You will prepare a perfect dinner with a salad that hasn't had all the olives picked out and a cake with no finger traces in the icing and you'll say: "Now THIS is a meal for company." And you will eat it alone.

You'll yell, "I want complete privacy on the phone. No screaming. Do you hear me?" And no one will answer.

No more plastic tablecloths stained with spaghetti. No more dandelion boquets. No more iron-on patches. No more wet, knotted shoelaces, muddy boots or rubber bands for ponytails. Imagine. A lipstick with a point. No baby-sitter for New year's Eve, washing clothes only once a week, no PTA meetings or silly school plays where your child is a tree.
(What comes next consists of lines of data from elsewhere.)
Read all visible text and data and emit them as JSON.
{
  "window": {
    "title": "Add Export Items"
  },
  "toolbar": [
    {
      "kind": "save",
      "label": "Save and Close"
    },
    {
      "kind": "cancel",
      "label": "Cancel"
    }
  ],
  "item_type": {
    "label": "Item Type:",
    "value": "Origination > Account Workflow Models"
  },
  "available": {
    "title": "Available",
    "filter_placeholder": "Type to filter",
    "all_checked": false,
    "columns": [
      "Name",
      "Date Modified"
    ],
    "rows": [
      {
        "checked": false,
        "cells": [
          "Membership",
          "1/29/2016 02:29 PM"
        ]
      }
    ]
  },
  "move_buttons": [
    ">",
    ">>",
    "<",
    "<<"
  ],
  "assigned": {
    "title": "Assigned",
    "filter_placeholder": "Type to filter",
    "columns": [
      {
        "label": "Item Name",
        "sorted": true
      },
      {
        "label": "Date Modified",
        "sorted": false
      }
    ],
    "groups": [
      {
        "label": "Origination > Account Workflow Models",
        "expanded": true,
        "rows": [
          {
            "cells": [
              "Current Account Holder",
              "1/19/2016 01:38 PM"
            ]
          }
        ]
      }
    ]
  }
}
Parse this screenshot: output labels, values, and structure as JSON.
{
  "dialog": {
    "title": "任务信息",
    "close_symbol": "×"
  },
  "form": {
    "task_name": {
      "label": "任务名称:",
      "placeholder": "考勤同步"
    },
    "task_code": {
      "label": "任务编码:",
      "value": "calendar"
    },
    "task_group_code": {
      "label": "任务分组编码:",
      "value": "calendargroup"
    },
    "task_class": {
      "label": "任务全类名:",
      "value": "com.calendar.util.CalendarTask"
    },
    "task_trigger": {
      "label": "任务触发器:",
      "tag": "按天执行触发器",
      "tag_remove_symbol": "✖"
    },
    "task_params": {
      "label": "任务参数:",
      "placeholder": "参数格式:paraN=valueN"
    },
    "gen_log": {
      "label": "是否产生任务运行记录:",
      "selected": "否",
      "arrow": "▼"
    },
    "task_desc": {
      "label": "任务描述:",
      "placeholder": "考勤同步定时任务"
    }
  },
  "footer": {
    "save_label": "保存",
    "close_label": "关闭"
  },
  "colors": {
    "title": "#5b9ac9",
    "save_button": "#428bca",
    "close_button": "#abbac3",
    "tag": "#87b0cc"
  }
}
No carpools, blaring stereos or forgotten lunch money.

No more Christmas presents made of library npaste and toothpicks. No wet oatmeal kisses. No more tooth fairy. No more giggles in the dark, skinned knees to kiss or sticky fingers to clean. Only a voice asking, "Why don't you grow up?"

And the silence echoes, "I did."


Yeah, it's going to be tough. My youngest will be 17 thursday and will be off to college next fall. My two older ones are 10 and 16 years older than she is, so they've been gone for a while, and my ex left when she was just a baby, so it's been just the two of us for a long time. I will either get a part time job (gotta pay for college!) and/or do lots of volunteering and take a few classes for fun. Sometimes I am looking forward to the next phase of my life (after all, I've been raising kids for 32 years) and sometimes I am just a total mess. I know it won't be easy, but I'm sure we'll all adjust, and some days we'll even revel in our new-found freedom. (Shhhh! Don't tell the kids!)